Heisses Rennen bei ETF-Emittenten und Indexprovidern
Bei der Bewertung der Produktanbieter und Indexprovider gab es gewisse Umwälzungen – insgesamt dominiert Kontinuität. Abgefragt wurden wiederum die vier Qualitätskriterien: Innovationskraft, Produktqualität, Servicezufriedenheit und Attraktivität der Gebührenstruktur. Innerhalb dieser Rubriken konnte die Einteilung in «sehr stark» (sechs Punkte; maximal) bis «sehr schlecht» (ein Punkt; minimal) von den Umfrageteilnehmern vorgenommen werden.

«Anleger achten vermehrt auf Assets-under-Management im jeweiligen ETF.»
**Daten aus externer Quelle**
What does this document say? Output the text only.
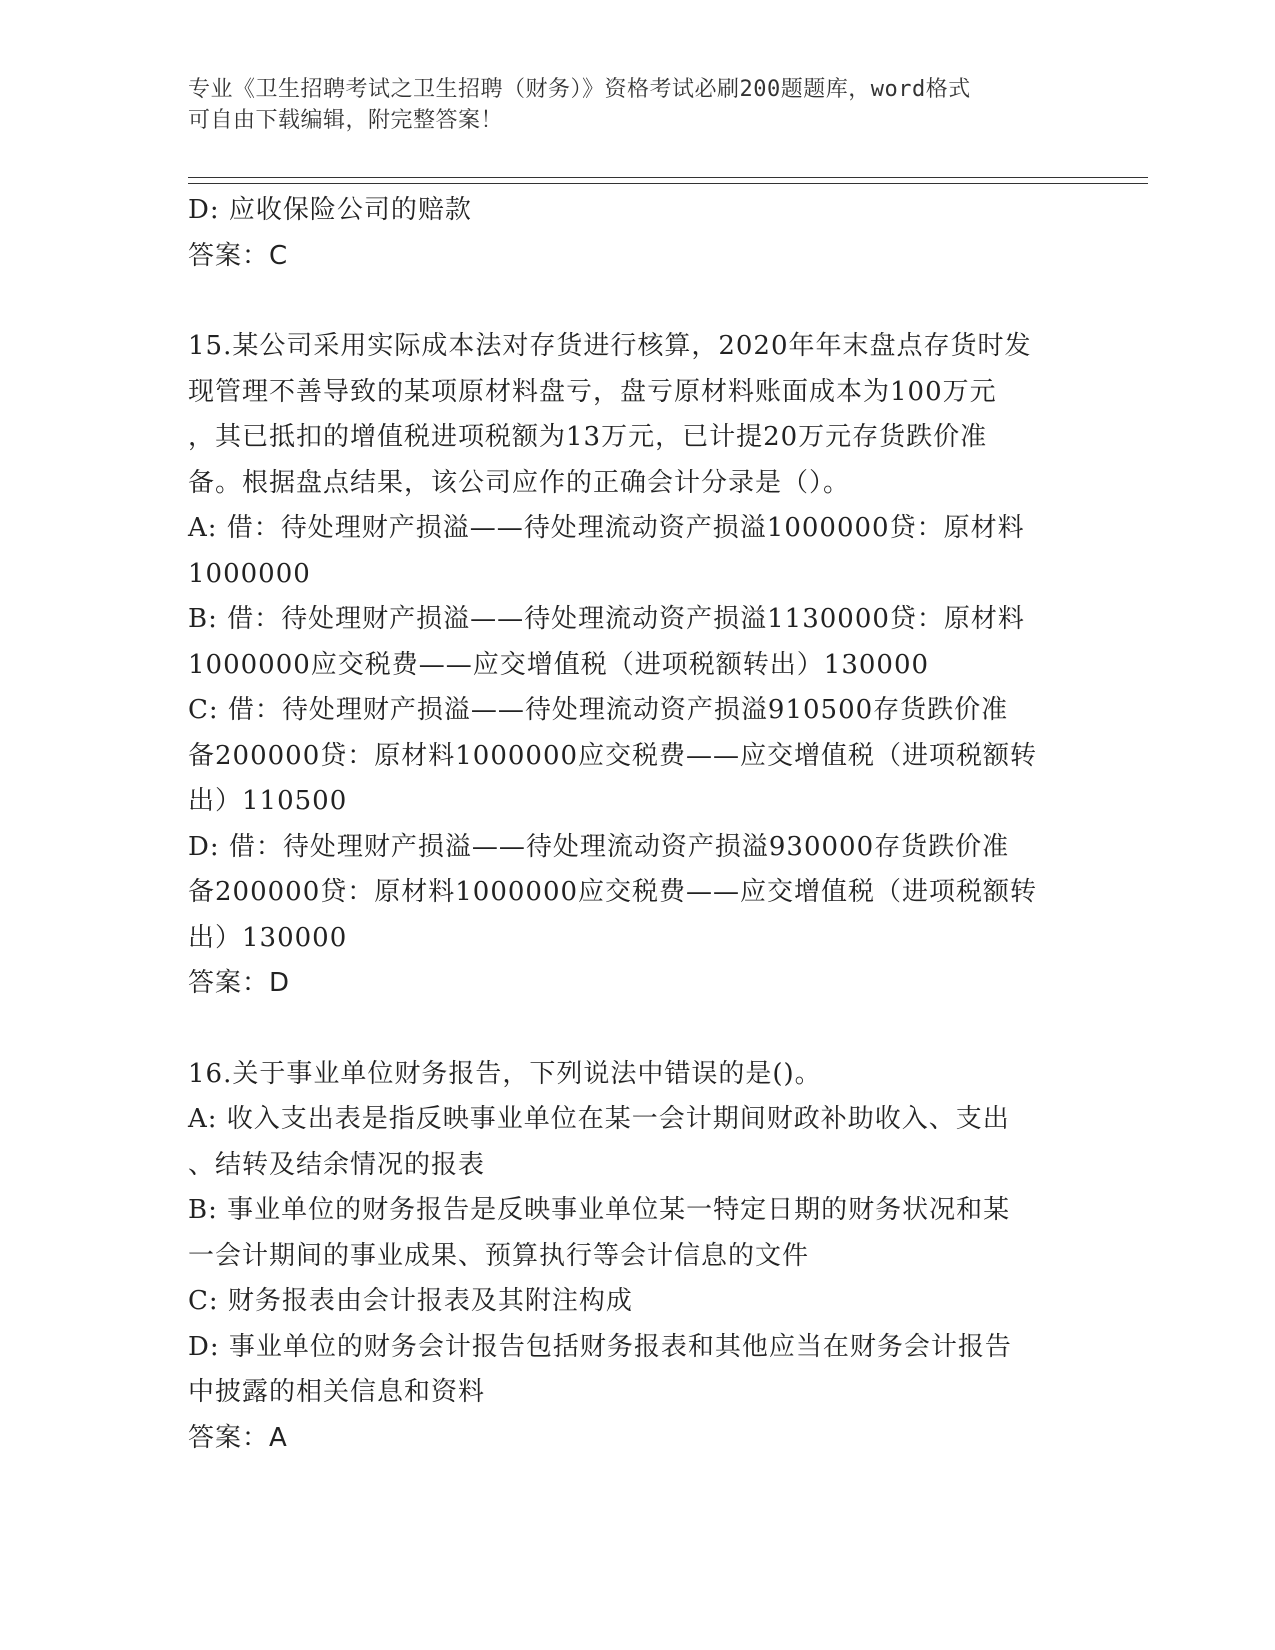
专业《卫生招聘考试之卫生招聘（财务）》资格考试必刷200题题库，word格式
可自由下载编辑，附完整答案！
D: 应收保险公司的赔款
答案：C
15.某公司采用实际成本法对存货进行核算，2020年年末盘点存货时发
现管理不善导致的某项原材料盘亏，盘亏原材料账面成本为100万元
，其已抵扣的增值税进项税额为13万元，已计提20万元存货跌价准
备。根据盘点结果，该公司应作的正确会计分录是（）。
A: 借：待处理财产损溢——待处理流动资产损溢1000000贷：原材料
1000000
B: 借：待处理财产损溢——待处理流动资产损溢1130000贷：原材料
1000000应交税费——应交增值税（进项税额转出）130000
C: 借：待处理财产损溢——待处理流动资产损溢910500存货跌价准
备200000贷：原材料1000000应交税费——应交增值税（进项税额转
出）110500
D: 借：待处理财产损溢——待处理流动资产损溢930000存货跌价准
备200000贷：原材料1000000应交税费——应交增值税（进项税额转
出）130000
答案：D
16.关于事业单位财务报告，下列说法中错误的是()。
A: 收入支出表是指反映事业单位在某一会计期间财政补助收入、支出
、结转及结余情况的报表
B: 事业单位的财务报告是反映事业单位某一特定日期的财务状况和某
一会计期间的事业成果、预算执行等会计信息的文件
C: 财务报表由会计报表及其附注构成
D: 事业单位的财务会计报告包括财务报表和其他应当在财务会计报告
中披露的相关信息和资料
答案：A
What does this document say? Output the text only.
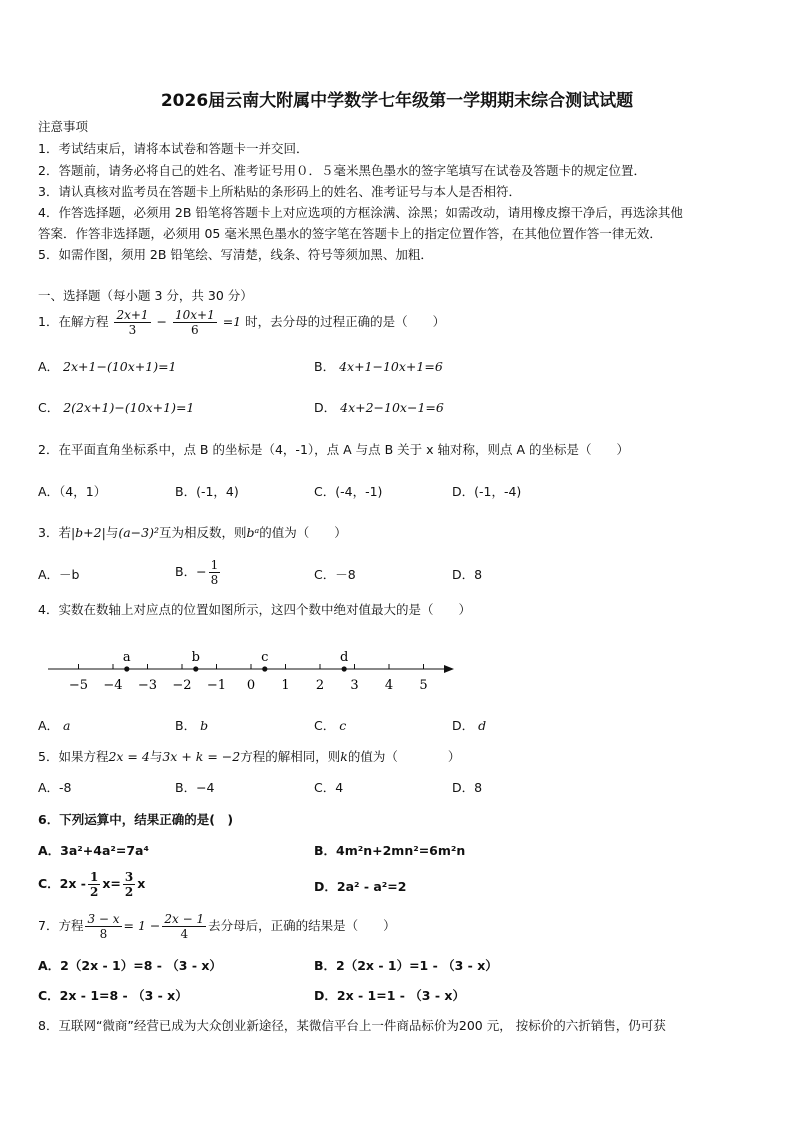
2026届云南大附属中学数学七年级第一学期期末综合测试试题
注意事项
1．考试结束后，请将本试卷和答题卡一并交回．
2．答题前，请务必将自己的姓名、准考证号用０．５毫米黑色墨水的签字笔填写在试卷及答题卡的规定位置．
3．请认真核对监考员在答题卡上所粘贴的条形码上的姓名、准考证号与本人是否相符．
4．作答选择题，必须用 2B 铅笔将答题卡上对应选项的方框涂满、涂黑；如需改动，请用橡皮擦干净后，再选涂其他
答案．作答非选择题，必须用 05 毫米黑色墨水的签字笔在答题卡上的指定位置作答，在其他位置作答一律无效．
5．如需作图，须用 2B 铅笔绘、写清楚，线条、符号等须加黑、加粗．
一、选择题（每小题 3 分，共 30 分）
1．在解方程 $\frac{2x+1}{3} - \frac{10x+1}{6} =1$ 时，去分母的过程正确的是（　　）
A． 2x+1−(10x+1)=1	B． 4x+1−10x+1=6
C． 2(2x+1)−(10x+1)=1	D． 4x+2−10x−1=6
2．在平面直角坐标系中，点 B 的坐标是（4，-1），点 A 与点 B 关于 x 轴对称，则点 A 的坐标是（　　）
A．（4，1）	B．(-1，4)	C．(-4，-1)	D．(-1，-4)
3．若|b+2|与(a−3)²互为相反数，则bᵃ的值为（　　）
A．－b	B．− $\frac{1}{8}$	C．－8	D．8
4．实数在数轴上对应点的位置如图所示，这四个数中绝对值最大的是（　　）
−5 −4 −3 −2 −1 0 1 2 3 4 5
a	b	c	d
A． a	B． b	C． c	D． d
5．如果方程2x = 4与3x + k = −2方程的解相同，则k的值为（　　　　）
A．-8	B．−4	C．4	D．8
6．下列运算中，结果正确的是(　)
A．3a²+4a²=7a⁴	B．4m²n+2mn²=6m²n
C．$2x - \frac{1}{2} x= \frac{3}{2}$ x	D．2a² - a²=2
7．方程 $\frac{3 - x}{8} = 1 - \frac{2x - 1}{4}$ 去分母后，正确的结果是（　　）
A．2（2x - 1）=8 - （3 - x）	B．2（2x - 1）=1 - （3 - x）
C．2x - 1=8 - （3 - x）	D．2x - 1=1 - （3 - x）
8．互联网“微商”经营已成为大众创业新途径，某微信平台上一件商品标价为200 元， 按标价的六折销售，仍可获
Pro Rubrik sind maximal sechs Punkte erzielbar, insgesamt 24 Punkte. Schon jetzt darf angekündigt werden, dass ab dem Sommer 2019 die Liste der Emittenten bei der ETF Investor Satisfaction Survey deutlich erweitert wird – der Schweizer Markt wächst auch anbieterseitig. Dann haben die Newcomer einen mindestens 12-monatigen Track-Record. Doch nun zur aktuellen Konstellation: Auf Platz 1, basierend auf den höchsten Teilnehmerwertungen, ist auch dieses Mal BlackRock mit iShares ETFs. Dicht gefolgt von UBS ETF (Platz 2) und Vanguard (Platz 3). Wiederum auf Platz 4 wurde Amundi ETF gewählt. Einzig Nachholbedarf scheint bei Amundi das Kostenthema zu haben, aber rein in der Kommunikation. Eigentlich ist man bereits sehr kompetitiv, doch die Umfrageteilnehmer haben diesen Faktor nicht wirklich als besonders gut gewertet. Deutlich aufgeholt haben Xtrackers DWS, dem inzwischen börsenkotierten Asset- Manager der Deutschen Bank. Dort ist man auf Platz fünf von zuvor Platz neun aufgerückt. SPDR ETF konnte dank verbesserter Umfragewerte insbesondere beim Punkt Servicequalität auf Rang sechs (2017: Platz 8) rücken. Grosse Veränderungen gab es bei den

«Das Rennen um die Pole-Position muss jeden Tag aufs Neue gefahren – und gewonnen – werden.»

Indexprovidern: STOXX und Solactive rückten aus den vormals unteren Rängen auf die beiden Top-Plätze auf. Letztgenannter Indexprovider legte massiv in der Rubrik Innovationskraft zu. STOXX punktete ebenfalls sehr deutlich bei der Innovationskraft und Servicezufriedenheit. Platz drei, basierend auf dem Votum je Kriterium, ging dieses Jahr an MSCI. Auf dem vierten Platz findet sich SMI Indices, wo die Produktqualität ebenfalls als deutliches Kriterium goutiert wurde. Im ETF & Indexing-Business gilt mehr denn je: Das Rennen um die Pole-Position muss jeden Tag aufs Neue gefahren – und gewonnen – werden. Angesichts dieser hohen Empfehlungsrate würde, ausgedrückt in Restaurant­kritiken von Michelin und Gault-Millau, die Anlageform ETF drei Sterne oder vier Mützen erhalten.